Reunindo cerca de 200 pessoas, o ato também permitiu que várias lideranças sociais e políticas expressassem seu repúdio às condições sociais, econômicas e políticas que levaram à explosão da violência em São Paulo. Um dos organizadores do evento, Plínio de Arruda Sampaio considerou o ato “pequeno, mas representativo”.

“Mais importante que tudo foi realizá-lo, pois a sociedade não pode assistir passiva a escalada da barbárie. A cada ato brutal, é fundamental que a voz da civilização se levante e diga ‘não’!”, afirmou.
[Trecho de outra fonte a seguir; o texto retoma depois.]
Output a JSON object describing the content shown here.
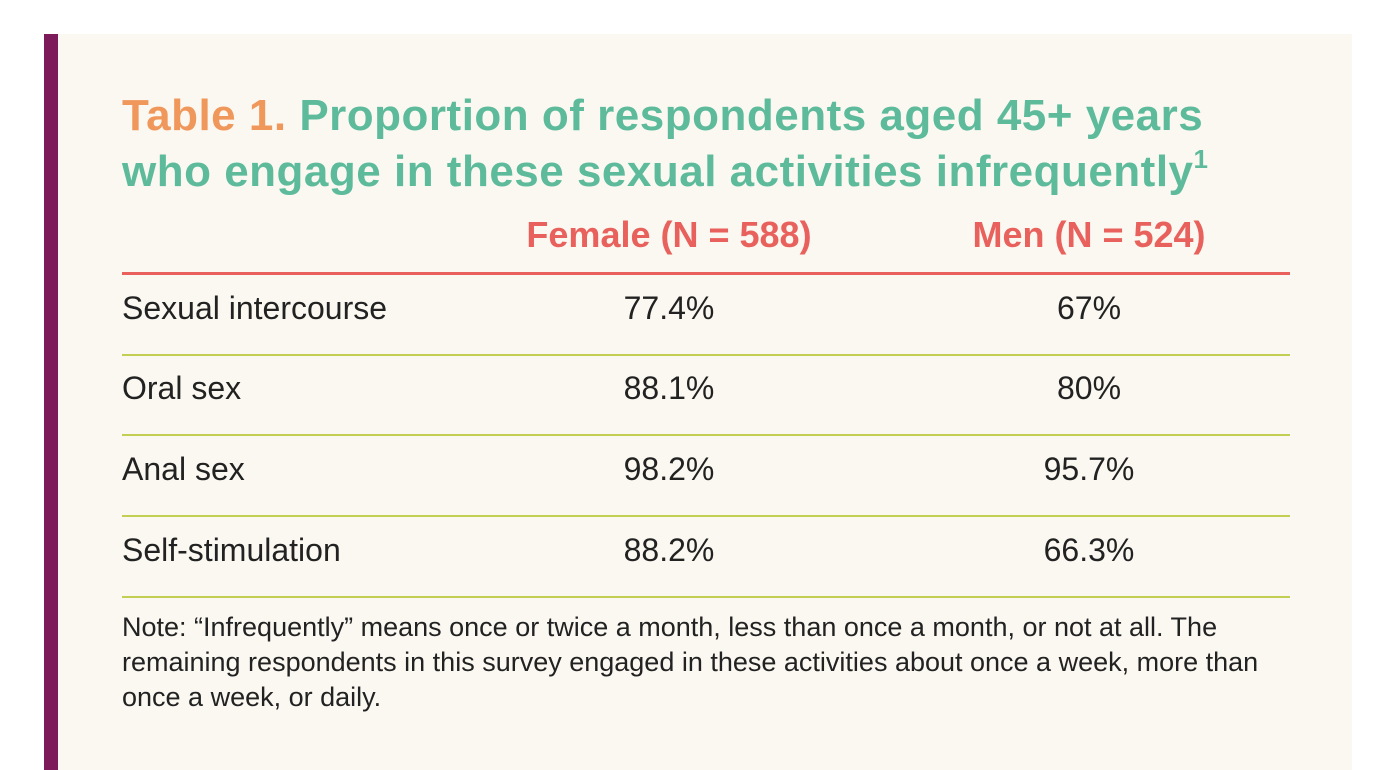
{
  "table": {
    "label": "Table 1.",
    "title": "Proportion of respondents aged 45+ years who engage in these sexual activities infrequently",
    "footnote_marker": "1",
    "columns": {
      "female": "Female (N = 588)",
      "men": "Men (N = 524)"
    },
    "rows": [
      {
        "activity": "Sexual intercourse",
        "female": "77.4%",
        "men": "67%"
      },
      {
        "activity": "Oral sex",
        "female": "88.1%",
        "men": "80%"
      },
      {
        "activity": "Anal sex",
        "female": "98.2%",
        "men": "95.7%"
      },
      {
        "activity": "Self-stimulation",
        "female": "88.2%",
        "men": "66.3%"
      }
    ],
    "note": "Note: “Infrequently” means once or twice a month, less than once a month, or not at all. The remaining respondents in this survey engaged in these activities about once a week, more than once a week, or daily."
  },
  "colors": {
    "accent_bar": "#7d1a5a",
    "label": "#f0975b",
    "title": "#5dbb9c",
    "column_headers": "#e8615c",
    "row_rules": "#c3cf52",
    "panel_background": "#fbf8f1"
  }
}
O ato, que contou com a presença de personalidades como o senador Eduardo Suplicy, o bispo auxiliar de São Paulo, Dom Pedro Luiz, deputados federais e estaduais do PSOL e do PT e lideranças de movimentos sociais como o MST, CUT e Conlutas, convocou ainda outro protesto contra a violação dos direitos humanos para esta quarta-feira, as 14 horas na Praça da Sé.

INDENIZAÇÕES
No último dia 25, o deputado Estadual Sebastião Arcanjo (PT) protocolou na Assembléia Legislativa um Projeto de Lei que autoriza o Estado a indenizar os familiares de vítimas fatais decorrentes dos ataques ocorridos entre o dia 12 e 23 deste mês.
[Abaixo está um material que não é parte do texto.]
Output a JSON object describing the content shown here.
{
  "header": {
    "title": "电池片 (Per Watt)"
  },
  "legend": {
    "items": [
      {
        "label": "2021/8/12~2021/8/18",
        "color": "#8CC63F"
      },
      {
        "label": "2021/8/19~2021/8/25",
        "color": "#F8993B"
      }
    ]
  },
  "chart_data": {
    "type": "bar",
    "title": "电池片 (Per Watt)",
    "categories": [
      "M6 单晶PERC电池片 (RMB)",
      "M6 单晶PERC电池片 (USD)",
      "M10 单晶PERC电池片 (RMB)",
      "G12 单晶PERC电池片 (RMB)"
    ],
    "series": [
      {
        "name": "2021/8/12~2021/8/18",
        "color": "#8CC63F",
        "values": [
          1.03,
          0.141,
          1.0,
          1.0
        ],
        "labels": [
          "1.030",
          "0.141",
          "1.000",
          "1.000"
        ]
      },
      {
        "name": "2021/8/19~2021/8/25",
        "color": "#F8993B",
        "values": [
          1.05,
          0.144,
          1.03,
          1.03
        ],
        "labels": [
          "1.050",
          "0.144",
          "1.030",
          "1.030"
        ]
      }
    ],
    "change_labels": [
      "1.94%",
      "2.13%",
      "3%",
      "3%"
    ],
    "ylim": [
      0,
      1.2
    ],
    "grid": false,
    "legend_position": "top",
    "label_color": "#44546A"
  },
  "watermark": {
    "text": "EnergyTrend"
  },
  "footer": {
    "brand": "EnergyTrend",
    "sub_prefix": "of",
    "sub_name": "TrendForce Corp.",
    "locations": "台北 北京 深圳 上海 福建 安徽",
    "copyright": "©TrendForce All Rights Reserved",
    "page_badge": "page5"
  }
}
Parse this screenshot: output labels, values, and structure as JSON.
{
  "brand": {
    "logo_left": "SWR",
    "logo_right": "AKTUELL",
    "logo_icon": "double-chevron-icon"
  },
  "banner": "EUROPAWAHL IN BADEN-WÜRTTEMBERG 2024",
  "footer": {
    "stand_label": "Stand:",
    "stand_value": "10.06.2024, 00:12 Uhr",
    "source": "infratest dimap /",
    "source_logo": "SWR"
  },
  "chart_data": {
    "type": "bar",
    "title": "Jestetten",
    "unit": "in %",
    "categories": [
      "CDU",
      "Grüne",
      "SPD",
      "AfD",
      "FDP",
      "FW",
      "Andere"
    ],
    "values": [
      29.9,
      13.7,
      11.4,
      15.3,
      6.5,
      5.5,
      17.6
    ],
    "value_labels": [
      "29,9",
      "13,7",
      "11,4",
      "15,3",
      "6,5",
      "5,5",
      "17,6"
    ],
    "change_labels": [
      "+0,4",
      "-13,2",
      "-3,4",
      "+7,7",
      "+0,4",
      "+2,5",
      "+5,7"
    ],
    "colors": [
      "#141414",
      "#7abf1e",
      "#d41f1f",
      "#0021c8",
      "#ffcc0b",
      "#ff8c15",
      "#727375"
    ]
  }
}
Segundo nota do deputado, o projeto prevê o “pagamento de indenização para integrantes da Polícia Civil, Polícia Militar e Agente Penitenciários do Estado de São Paulo, ainda que não se encontrassem em serviço, mas cujo homicídio tenha ocorrido, comprovadamente, em virtude da ação de criminosos entre os dias 12 e 23 de maio; e de pessoas da população civil, cujo homicídio tenha ocorrido em virtude da ação de criminosos e também de agentes do Estado em reação aos atos criminosos, no mesmo período. O projeto fixa, ainda, o valor das indenizações que não podem ser inferiores a R$ 100 mil e superiores a R$500mil”.